Los criterios doctrinales y pedagógicos
de esta empresa educativa los indica el magisterio eclesiástico en numerosos
documentos recientes. Entre todos, el que concierne más concretamente a la
formación del clero en las circunstancias actuales lo indica Juan Pablo II en
la encíclica Fides et ratio (14 de
septiembre de 1998), donde pone en guardia frente a los peligros del fideísmo, por
una parte, y del racionalismo por otra, recomendando a los teólogos y los responsables
de la formación teológica de los presbíteros apreciar la “recta ratio” (que ya está presente en los principios y las certezas
básicas del sentido común o «filosofía implícita») y, por tanto, el uso
apropiado de la metafísica en la interpretación del dogma y la precisa
determinación de las premisas racionales de la fe. Lamentablemente, esta indicación
doctrinal y pedagógica fundamental todavía no se ha percibido y aplicado suficientemente
en la concreta praxis pastoral, razón por la que el Sínodo de los Obispos hizo esta
recomendación explícita: «En el contexto contemporáneo de una cultura globalizada,
dudas y dificultades respecto a la verdad generan un escepticismo generalizado
e introducen nuevos paradigmas de pensamiento y de vida. Para una nueva
evangelización es sumamente importante reafirmar la función de los “preámbulos de
la fe”. Es necesario, no sólo mostrar que la fe no se opone a la razón, sino
también poner de relieve una serie de verdades y realidades que constituyen las
bases de una antropología correcta, iluminada por la razón natural. Entre estas
verdades, se encuentran el valor de la ley natural y las consecuencias que
derivan de ello para toda la sociedad humana. Las nociones de “ley natural” y de
“naturaleza humana” son susceptibles de demostraciones racionales, tanto a nivel
académico como a nivel de la educación popular.
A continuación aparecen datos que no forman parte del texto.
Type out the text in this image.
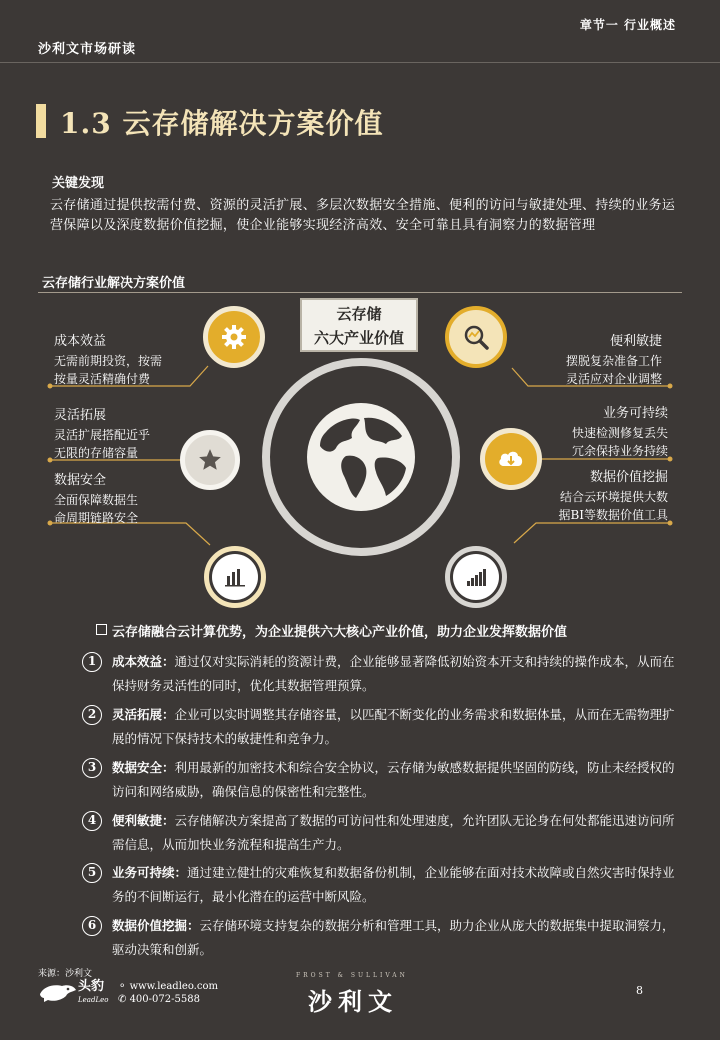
沙利文市场研读
章节一 行业概述
1.3 云存储解决方案价值
关键发现
云存储通过提供按需付费、资源的灵活扩展、多层次数据安全措施、便利的访问与敏捷处理、持续的业务运营保障以及深度数据价值挖掘，使企业能够实现经济高效、安全可靠且具有洞察力的数据管理
云存储行业解决方案价值
云存储
六大产业价值
成本效益
无需前期投资，按需
按量灵活精确付费
灵活拓展
灵活扩展搭配近乎
无限的存储容量
数据安全
全面保障数据生
命周期链路安全
便利敏捷
摆脱复杂准备工作
灵活应对企业调整
业务可持续
快速检测修复丢失
冗余保持业务持续
数据价值挖掘
结合云环境提供大数
据BI等数据价值工具
云存储融合云计算优势，为企业提供六大核心产业价值，助力企业发挥数据价值
1	成本效益：通过仅对实际消耗的资源计费，企业能够显著降低初始资本开支和持续的操作成本，从而在保持财务灵活性的同时，优化其数据管理预算。
2	灵活拓展：企业可以实时调整其存储容量，以匹配不断变化的业务需求和数据体量，从而在无需物理扩展的情况下保持技术的敏捷性和竞争力。
3	数据安全：利用最新的加密技术和综合安全协议，云存储为敏感数据提供坚固的防线，防止未经授权的访问和网络威胁，确保信息的保密性和完整性。
4	便利敏捷：云存储解决方案提高了数据的可访问性和处理速度，允许团队无论身在何处都能迅速访问所需信息，从而加快业务流程和提高生产力。
5	业务可持续：通过建立健壮的灾难恢复和数据备份机制，企业能够在面对技术故障或自然灾害时保持业务的不间断运行，最小化潜在的运营中断风险。
6	数据价值挖掘：云存储环境支持复杂的数据分析和管理工具，助力企业从庞大的数据集中提取洞察力，驱动决策和创新。
来源：沙利文
头豹
LeadLeo
⚬ www.leadleo.com
✆ 400-072-5588
FROST & SULLIVAN
沙利文	8
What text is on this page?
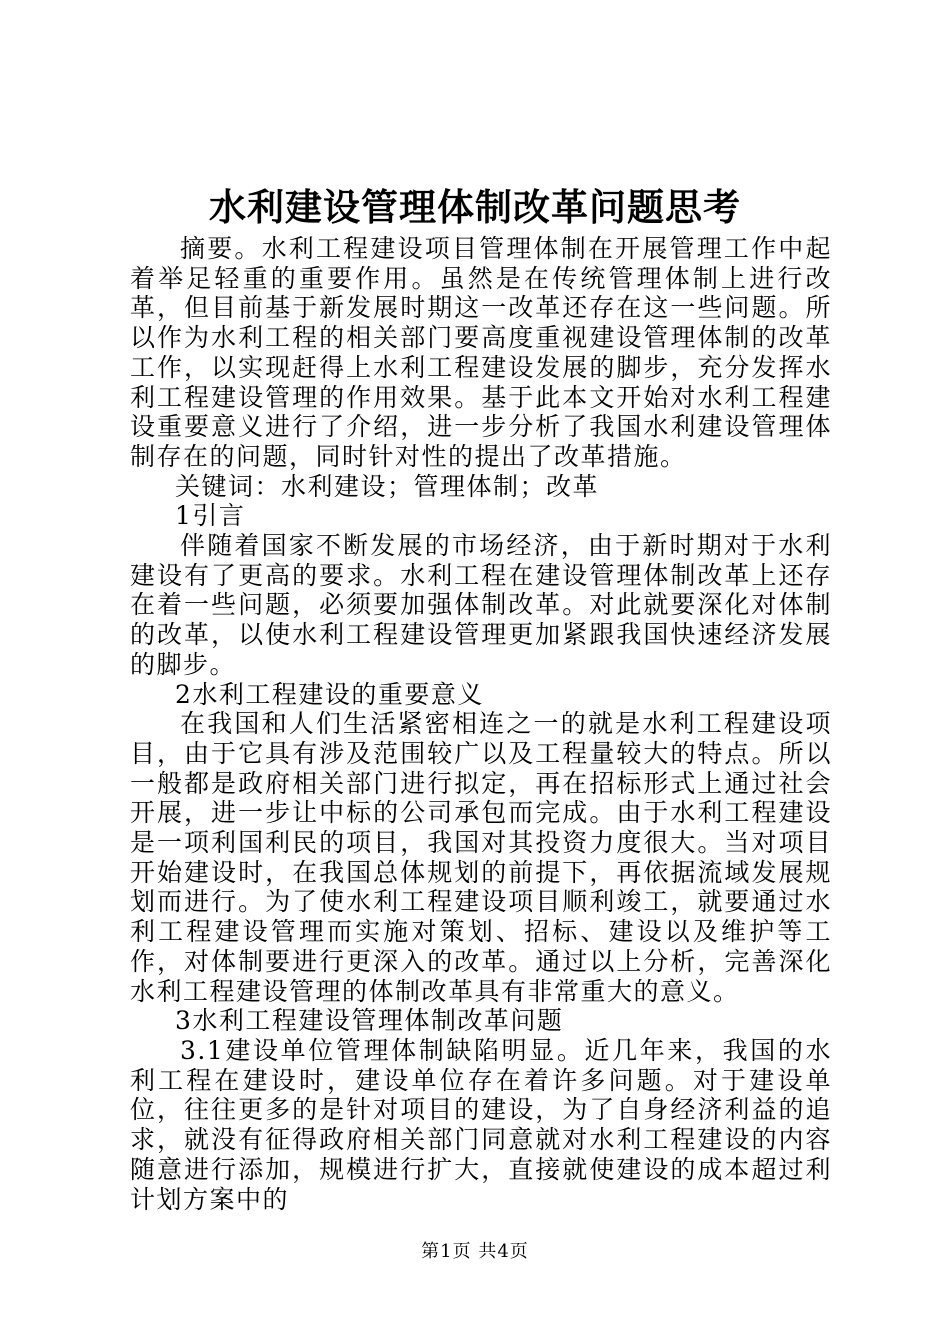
水利建设管理体制改革问题思考

摘要。水利工程建设项目管理体制在开展管理工作中起着举足轻重的重要作用。虽然是在传统管理体制上进行改革，但目前基于新发展时期这一改革还存在这一些问题。所以作为水利工程的相关部门要高度重视建设管理体制的改革工作，以实现赶得上水利工程建设发展的脚步，充分发挥水利工程建设管理的作用效果。基于此本文开始对水利工程建设重要意义进行了介绍，进一步分析了我国水利建设管理体制存在的问题，同时针对性的提出了改革措施。

关键词：水利建设；管理体制；改革

1引言

伴随着国家不断发展的市场经济，由于新时期对于水利建设有了更高的要求。水利工程在建设管理体制改革上还存在着一些问题，必须要加强体制改革。对此就要深化对体制的改革，以使水利工程建设管理更加紧跟我国快速经济发展的脚步。

2水利工程建设的重要意义

在我国和人们生活紧密相连之一的就是水利工程建设项目，由于它具有涉及范围较广以及工程量较大的特点。所以一般都是政府相关部门进行拟定，再在招标形式上通过社会开展，进一步让中标的公司承包而完成。由于水利工程建设是一项利国利民的项目，我国对其投资力度很大。当对项目开始建设时，在我国总体规划的前提下，再依据流域发展规划而进行。为了使水利工程建设项目顺利竣工，就要通过水利工程建设管理而实施对策划、招标、建设以及维护等工作，对体制要进行更深入的改革。通过以上分析，完善深化水利工程建设管理的体制改革具有非常重大的意义。

3水利工程建设管理体制改革问题

3.1建设单位管理体制缺陷明显。近几年来，我国的水利工程在建设时，建设单位存在着许多问题。对于建设单位，往往更多的是针对项目的建设，为了自身经济利益的追求，就没有征得政府相关部门同意就对水利工程建设的内容随意进行添加，规模进行扩大，直接就使建设的成本超过利计划方案中的

第1页 共4页
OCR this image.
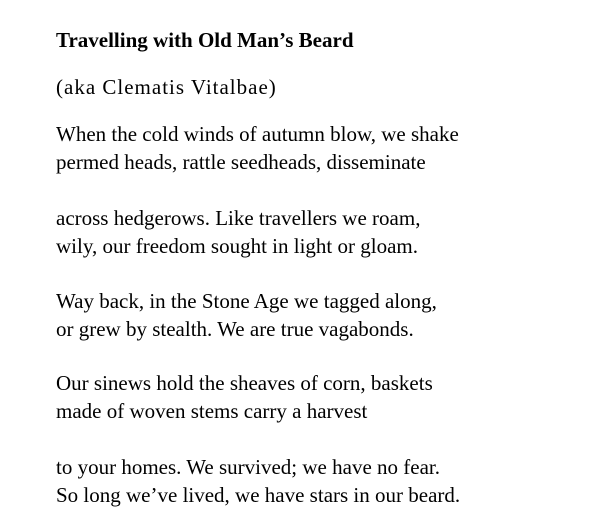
Travelling with Old Man’s Beard

(aka Clematis Vitalbae)

When the cold winds of autumn blow, we shake
permed heads, rattle seedheads, disseminate

across hedgerows. Like travellers we roam,
wily, our freedom sought in light or gloam.

Way back, in the Stone Age we tagged along,
or grew by stealth. We are true vagabonds.

Our sinews hold the sheaves of corn, baskets
made of woven stems carry a harvest

to your homes. We survived; we have no fear.
So long we’ve lived, we have stars in our beard.
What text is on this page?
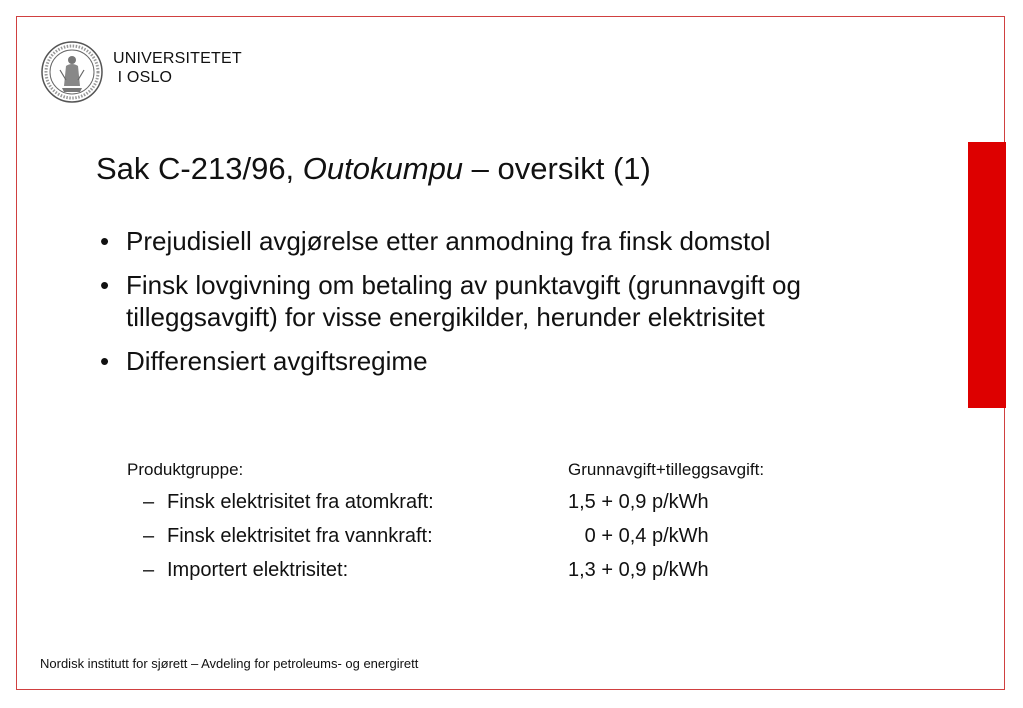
UNIVERSITETET
I OSLO
Sak C-213/96, Outokumpu – oversikt (1)
• Prejudisiell avgjørelse etter anmodning fra finsk domstol
• Finsk lovgivning om betaling av punktavgift (grunnavgift og tilleggsavgift) for visse energikilder, herunder elektrisitet
• Differensiert avgiftsregime
Produktgruppe:	Grunnavgift+tilleggsavgift:
– Finsk elektrisitet fra atomkraft:	1,5 + 0,9 p/kWh
– Finsk elektrisitet fra vannkraft:	0 + 0,4 p/kWh
– Importert elektrisitet:	1,3 + 0,9 p/kWh
Nordisk institutt for sjørett – Avdeling for petroleums- og energirett
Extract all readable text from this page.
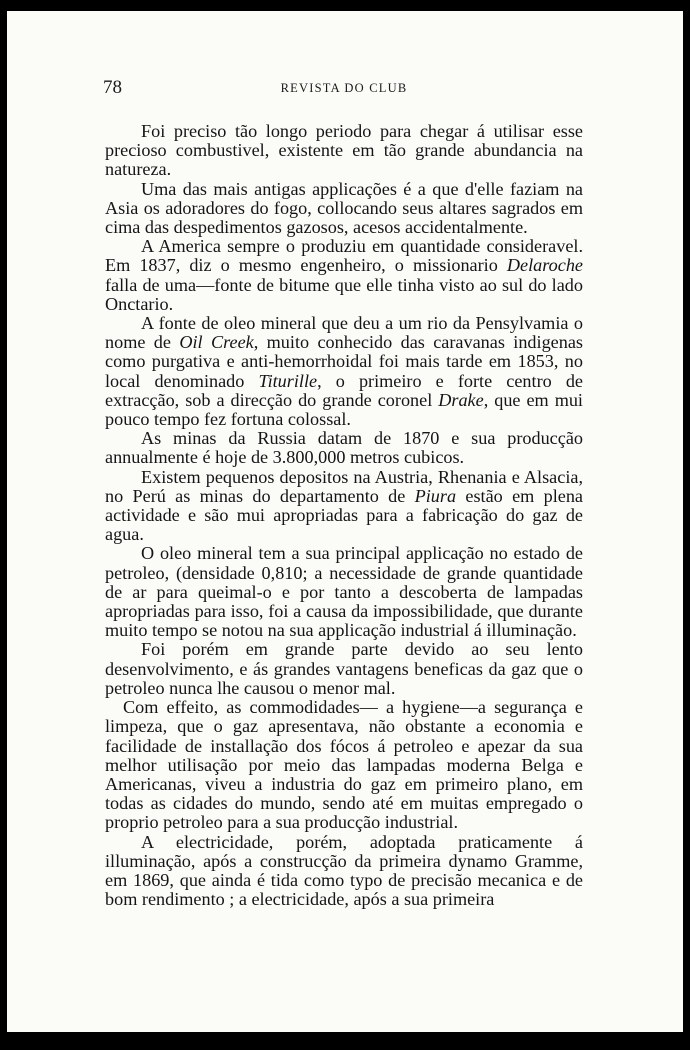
78	REVISTA DO CLUB

Foi preciso tão longo periodo para chegar á utilisar esse precioso combustivel, existente em tão grande abundancia na natureza.

Uma das mais antigas applicações é a que d'elle faziam na Asia os adoradores do fogo, collocando seus altares sagrados em cima das despedimentos gazosos, acesos accidentalmente.

A America sempre o produziu em quantidade consideravel. Em 1837, diz o mesmo engenheiro, o missionario Delaroche falla de uma—fonte de bitume que elle tinha visto ao sul do lado Onctario.

A fonte de oleo mineral que deu a um rio da Pensylvamia o nome de Oil Creek, muito conhecido das caravanas indigenas como purgativa e anti-hemorrhoidal foi mais tarde em 1853, no local denominado Titurille, o primeiro e forte centro de extracção, sob a direcção do grande coronel Drake, que em mui pouco tempo fez fortuna colossal.

As minas da Russia datam de 1870 e sua producção annualmente é hoje de 3.800,000 metros cubicos.

Existem pequenos depositos na Austria, Rhenania e Alsacia, no Perú as minas do departamento de Piura estão em plena actividade e são mui apropriadas para a fabricação do gaz de agua.

O oleo mineral tem a sua principal applicação no estado de petroleo, (densidade 0,810; a necessidade de grande quantidade de ar para queimal-o e por tanto a descoberta de lampadas apropriadas para isso, foi a causa da impossibilidade, que durante muito tempo se notou na sua applicação industrial á illuminação.

Foi porém em grande parte devido ao seu lento desenvolvimento, e ás grandes vantagens beneficas da gaz que o petroleo nunca lhe causou o menor mal.

Com effeito, as commodidades— a hygiene—a segurança e limpeza, que o gaz apresentava, não obstante a economia e facilidade de installação dos fócos á petroleo e apezar da sua melhor utilisação por meio das lampadas moderna Belga e Americanas, viveu a industria do gaz em primeiro plano, em todas as cidades do mundo, sendo até em muitas empregado o proprio petroleo para a sua producção industrial.

A electricidade, porém, adoptada praticamente á illuminação, após a construcção da primeira dynamo Gramme, em 1869, que ainda é tida como typo de precisão mecanica e de bom rendimento ; a electricidade, após a sua primeira
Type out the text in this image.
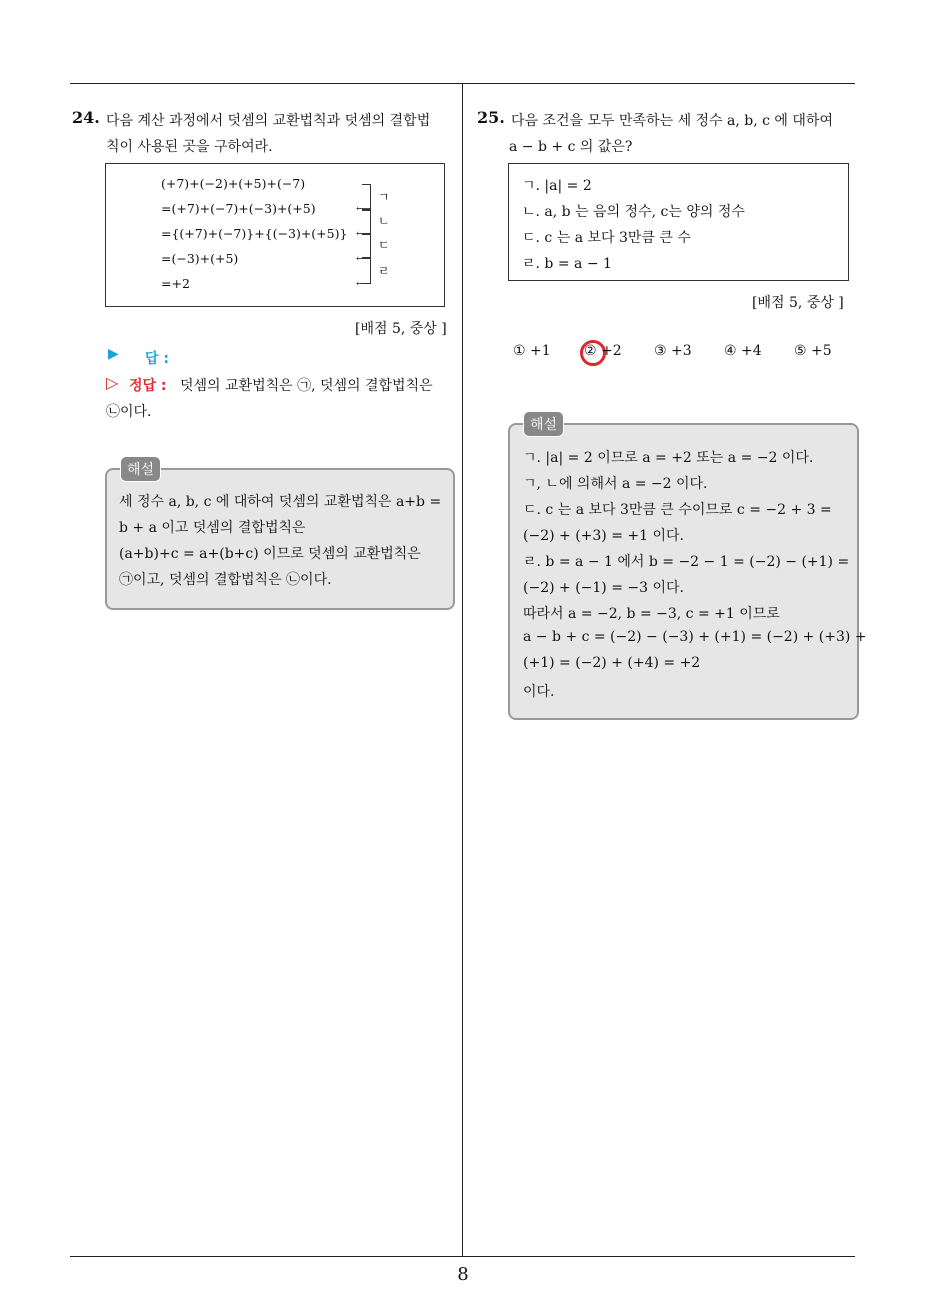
24. 다음 계산 과정에서 덧셈의 교환법칙과 덧셈의 결합법
칙이 사용된 곳을 구하여라.
(+7)+(−2)+(+5)+(−7)
=(+7)+(−7)+(−3)+(+5)
={(+7)+(−7)}+{(−3)+(+5)}
=(−3)+(+5)
=+2
⟵
⟵
⟵
⟵
ㄱ
ㄴ
ㄷ
ㄹ
[배점 5, 중상 ]
▶ 답 :
▷ 정답 : 덧셈의 교환법칙은 ㉠, 덧셈의 결합법칙은
㉡이다.
세 정수 a, b, c 에 대하여 덧셈의 교환법칙은 a+b =
b + a 이고 덧셈의 결합법칙은
(a+b)+c = a+(b+c) 이므로 덧셈의 교환법칙은
㉠이고, 덧셈의 결합법칙은 ㉡이다.
해설
25. 다음 조건을 모두 만족하는 세 정수 a, b, c 에 대하여
a − b + c 의 값은?
ㄱ. |a| = 2
ㄴ. a, b 는 음의 정수, c는 양의 정수
ㄷ. c 는 a 보다 3만큼 큰 수
ㄹ. b = a − 1
[배점 5, 중상 ]
① +1 ② +2 ③ +3 ④ +4 ⑤ +5
ㄱ. |a| = 2 이므로 a = +2 또는 a = −2 이다.
ㄱ, ㄴ에 의해서 a = −2 이다.
ㄷ. c 는 a 보다 3만큼 큰 수이므로 c = −2 + 3 =
(−2) + (+3) = +1 이다.
ㄹ. b = a − 1 에서 b = −2 − 1 = (−2) − (+1) =
(−2) + (−1) = −3 이다.
따라서 a = −2, b = −3, c = +1 이므로
a − b + c = (−2) − (−3) + (+1) = (−2) + (+3) +
(+1) = (−2) + (+4) = +2
이다.
해설
8
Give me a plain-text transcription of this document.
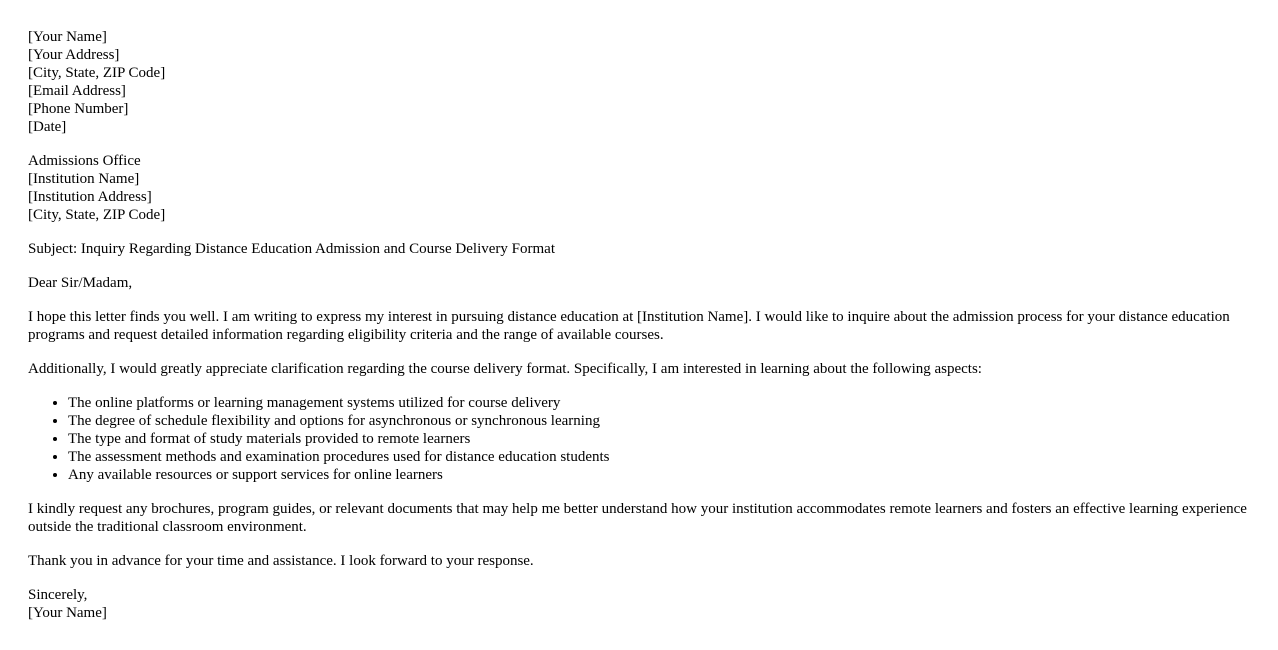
[Your Name]
[Your Address]
[City, State, ZIP Code]
[Email Address]
[Phone Number]
[Date]
Admissions Office
[Institution Name]
[Institution Address]
[City, State, ZIP Code]

Subject: Inquiry Regarding Distance Education Admission and Course Delivery Format

Dear Sir/Madam,

I hope this letter finds you well. I am writing to express my interest in pursuing distance education at [Institution Name]. I would like to inquire about the admission process for your distance education programs and request detailed information regarding eligibility criteria and the range of available courses.

Additionally, I would greatly appreciate clarification regarding the course delivery format. Specifically, I am interested in learning about the following aspects:

• The online platforms or learning management systems utilized for course delivery
• The degree of schedule flexibility and options for asynchronous or synchronous learning
• The type and format of study materials provided to remote learners
• The assessment methods and examination procedures used for distance education students
• Any available resources or support services for online learners

I kindly request any brochures, program guides, or relevant documents that may help me better understand how your institution accommodates remote learners and fosters an effective learning experience outside the traditional classroom environment.

Thank you in advance for your time and assistance. I look forward to your response.

Sincerely,
[Your Name]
Este desarrollo e incremento
intelectual favorecerá el diálogo entre los fieles cristianos y las personas de
buena voluntad, abriendo un camino al reconocimiento de la existencia de un Dios
Creador y del mensaje de Jesucristo, el Redentor. Los Padres Sinodales piden a
los teólogos que hagan posible una nueva apologética del pensamiento cristiano,
o sea una teología de la credibilidad que sea adecuada a la nueva evangelización.
El Sínodo invita a los teólogos a aceptar los desafíos intelectuales de la nueva
evangelización y a vencerlos, participando así en la misión de la Iglesia, que debe
anunciar a todos el Evangelio de Cristo» (Proposición 17 formulada al término
de los trabajos; traducción nuestra).